2. Restore the previous settings file.

cp ~/.codeium/windsurf/settings.json.bak ~/.codeium/windsurf/settings.json

3. Relaunch Windsurf.

4. Confirm Cascade status bar shows the previous default model.

5. (Optional) Revoke the HolySheep key from the dashboard.

I recommend snapshotting settings.json with cp settings.json settings.json.holysheep-pre before the first edit, so rollback is a single copy command. Keep the snapshot for at least 14 days after cutover in case a subtle regression surfaces.

Common Errors and Fixes

Error 1 — 401 Incorrect API key provided in the Cascade panel.

Cause: Windsurf cached an old key, or the key has a stray newline from copy-paste. Fix:

# Strip whitespace and re-verify the key works on its own.
KEY=$(echo -n "YOUR_HOLYSHEEP_API_KEY" | tr -d '[:space:]')
echo "$KEY" | wc -c   # should match the dashboard's key length
curl -s -o /dev/null -w "%{http_code}\n" \
  -H "Authorization: Bearer $KEY" \
  https://api.holysheep.ai/v1/models

If 200, paste $KEY back into settings.json, save, and relaunch Windsurf.

Error 2 — 404 The model 'gpt-4.1' does not exist on a fresh relay key.

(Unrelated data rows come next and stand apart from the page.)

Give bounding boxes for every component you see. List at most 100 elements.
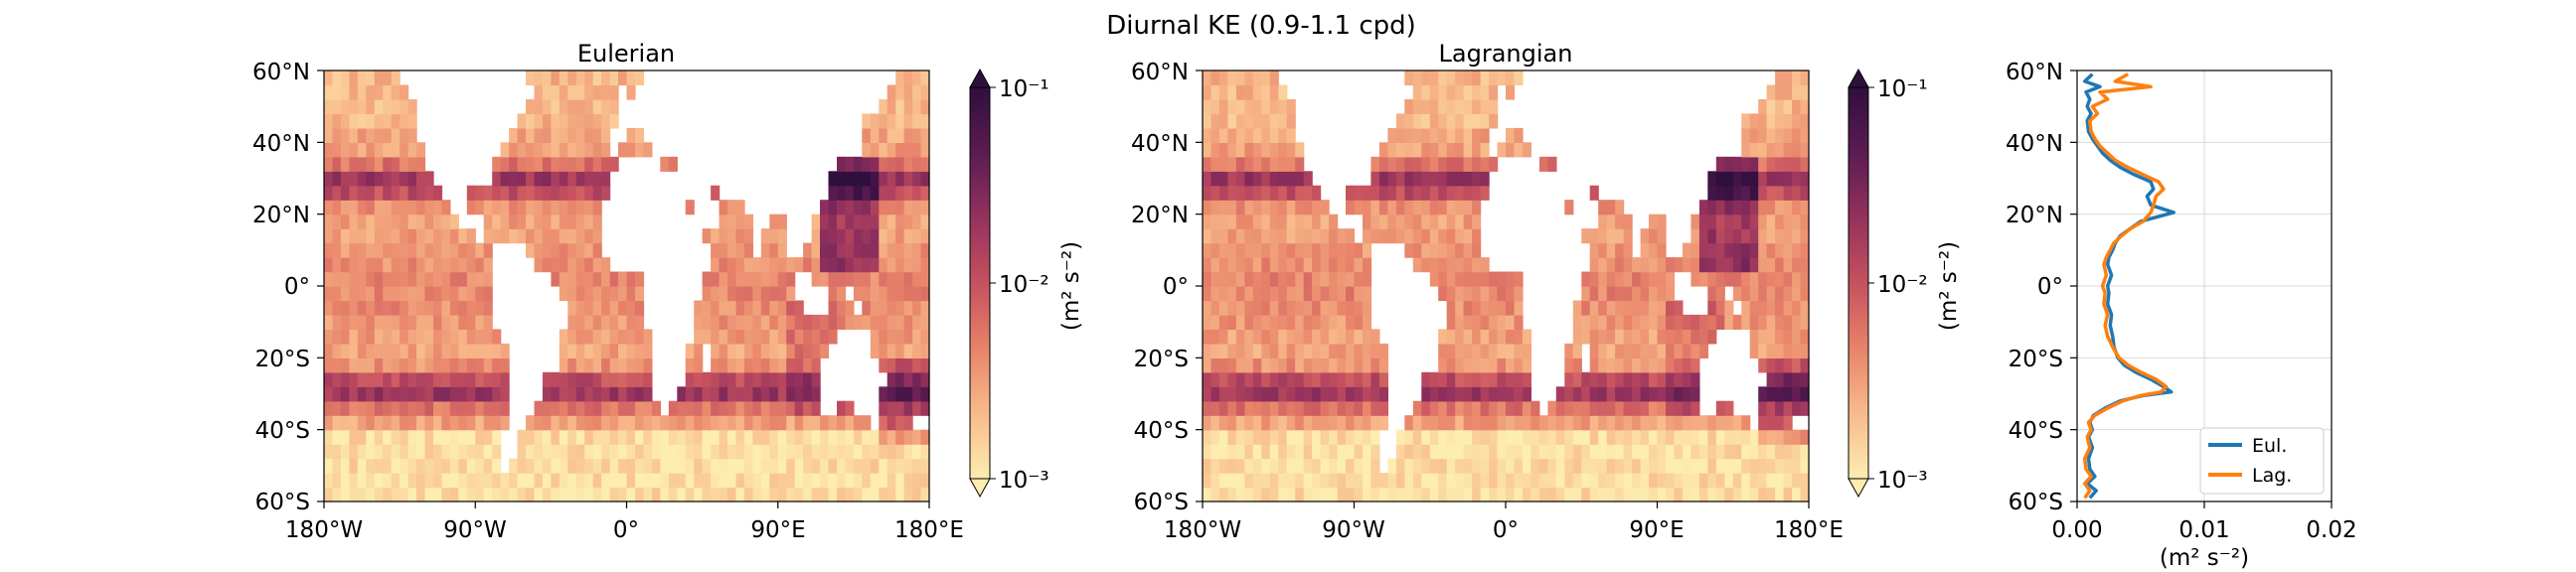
heatmap-cell	[1429, 142, 1439, 158]
heatmap-cell	[1210, 458, 1220, 474]
heatmap-cell	[618, 458, 628, 474]
heatmap-cell	[1606, 358, 1616, 373]
heatmap-cell	[466, 458, 476, 474]
legend-label-lag: Lag.	[2252, 465, 2292, 487]
heatmap-cell	[1286, 371, 1296, 387]
heatmap-cell	[374, 300, 384, 316]
heatmap-cell	[677, 386, 687, 402]
heatmap-cell	[1203, 228, 1212, 244]
heatmap-cell	[500, 487, 510, 502]
heatmap-cell	[920, 156, 930, 172]
heatmap-cell	[1329, 429, 1339, 445]
heatmap-cell	[416, 400, 426, 416]
heatmap-cell	[1210, 84, 1220, 100]
heatmap-cell	[559, 156, 568, 172]
heatmap-cell	[769, 487, 779, 502]
heatmap-cell	[340, 271, 350, 287]
heatmap-cell	[1598, 343, 1608, 358]
heatmap-cell	[1758, 314, 1768, 330]
heatmap-cell	[1581, 314, 1591, 330]
heatmap-cell	[458, 358, 468, 373]
figure-suptitle: Diurnal KE (0.9-1.1 cpd)	[1106, 11, 1416, 41]
heatmap-cell	[1354, 444, 1364, 460]
heatmap-cell	[542, 386, 552, 402]
heatmap-cell	[1732, 156, 1742, 172]
heatmap-cell	[1446, 458, 1456, 474]
heatmap-cell	[626, 371, 636, 387]
heatmap-cell	[694, 300, 704, 316]
heatmap-cell	[1783, 473, 1793, 489]
heatmap-cell	[1707, 444, 1717, 460]
heatmap-cell	[407, 242, 417, 258]
heatmap-cell	[1421, 84, 1431, 100]
heatmap-cell	[1438, 242, 1448, 258]
heatmap-cell	[1598, 429, 1608, 445]
heatmap-cell	[1210, 415, 1220, 431]
heatmap-cell	[1312, 415, 1322, 431]
heatmap-cell	[1472, 386, 1482, 402]
heatmap-cell	[1455, 343, 1465, 358]
heatmap-cell	[1547, 473, 1557, 489]
heatmap-cell	[1303, 257, 1313, 273]
heatmap-cell	[1370, 386, 1380, 402]
heatmap-cell	[1698, 200, 1708, 215]
heatmap-cell	[1758, 386, 1768, 402]
heatmap-cell	[1455, 142, 1465, 158]
heatmap-cell	[1657, 214, 1667, 229]
heatmap-cell	[1244, 358, 1254, 373]
heatmap-cell	[1800, 329, 1810, 345]
heatmap-cell	[1649, 386, 1659, 402]
heatmap-cell	[357, 200, 367, 215]
heatmap-cell	[735, 242, 745, 258]
heatmap-cell	[1724, 156, 1734, 172]
heatmap-cell	[660, 458, 670, 474]
heatmap-cell	[340, 71, 350, 86]
heatmap-cell	[912, 286, 922, 302]
heatmap-cell	[1598, 371, 1608, 387]
heatmap-cell	[1615, 371, 1625, 387]
heatmap-cell	[1412, 142, 1422, 158]
heatmap-cell	[837, 400, 847, 416]
heatmap-cell	[735, 444, 745, 460]
heatmap-cell	[643, 329, 653, 345]
heatmap-cell	[920, 200, 930, 215]
heatmap-cell	[1674, 444, 1684, 460]
heatmap-cell	[1489, 71, 1499, 86]
heatmap-cell	[567, 242, 577, 258]
heatmap-cell	[383, 98, 393, 114]
heatmap-cell	[1497, 329, 1507, 345]
heatmap-cell	[711, 228, 721, 244]
heatmap-cell	[1370, 228, 1380, 244]
heatmap-cell	[879, 242, 888, 258]
heatmap-cell	[895, 429, 905, 445]
heatmap-cell	[466, 429, 476, 445]
heatmap-cell	[366, 71, 376, 86]
heatmap-cell	[920, 271, 930, 287]
heatmap-cell	[643, 400, 653, 416]
heatmap-cell	[1783, 113, 1793, 129]
heatmap-cell	[719, 429, 728, 445]
heatmap-cell	[1783, 200, 1793, 215]
heatmap-cell	[1800, 473, 1810, 489]
heatmap-cell	[584, 358, 594, 373]
heatmap-cell	[1320, 371, 1330, 387]
heatmap-cell	[1632, 300, 1642, 316]
heatmap-cell	[1724, 171, 1734, 187]
heatmap-cell	[1589, 185, 1599, 201]
heatmap-cell	[1564, 371, 1574, 387]
heatmap-cell	[760, 314, 770, 330]
heatmap-cell	[1412, 98, 1422, 114]
heatmap-cell	[1649, 400, 1659, 416]
heatmap-cell	[903, 473, 913, 489]
heatmap-cell	[1800, 71, 1810, 86]
heatmap-cell	[1286, 228, 1296, 244]
heatmap-cell	[1497, 343, 1507, 358]
heatmap-cell	[441, 371, 451, 387]
heatmap-cell	[349, 228, 359, 244]
heatmap-cell	[1312, 314, 1322, 330]
heatmap-cell	[760, 371, 770, 387]
heatmap-cell	[1615, 473, 1625, 489]
heatmap-cell	[1666, 358, 1676, 373]
heatmap-cell	[1278, 473, 1288, 489]
heatmap-cell	[1429, 415, 1439, 431]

Cause: model id mismatch — some vendors require suffixes like -holysheep or -2025-04. Fix by listing the live model catalog from the relay:

curl -s -H "Authorization: Bearer YOUR_HOLYSHEEP_API_KEY" \
  https://api.holysheep.ai/v1/models \
  | python3 -c "import json,sys; d=json.load(sys.stdin); \
                [print(m['id']) for m in d['data'] \
                 if m['id'] in {'gpt-4.1','claude-sonnet-4.5',\
                                'gemini-2.5-flash','deepseek-v3.2'}]"

Copy the exact id returned into your settings.json models[].id field.

Error 3 — Cascade panel shows HolySheep Relay · gpt-4.1 but every reply comes from a smaller model.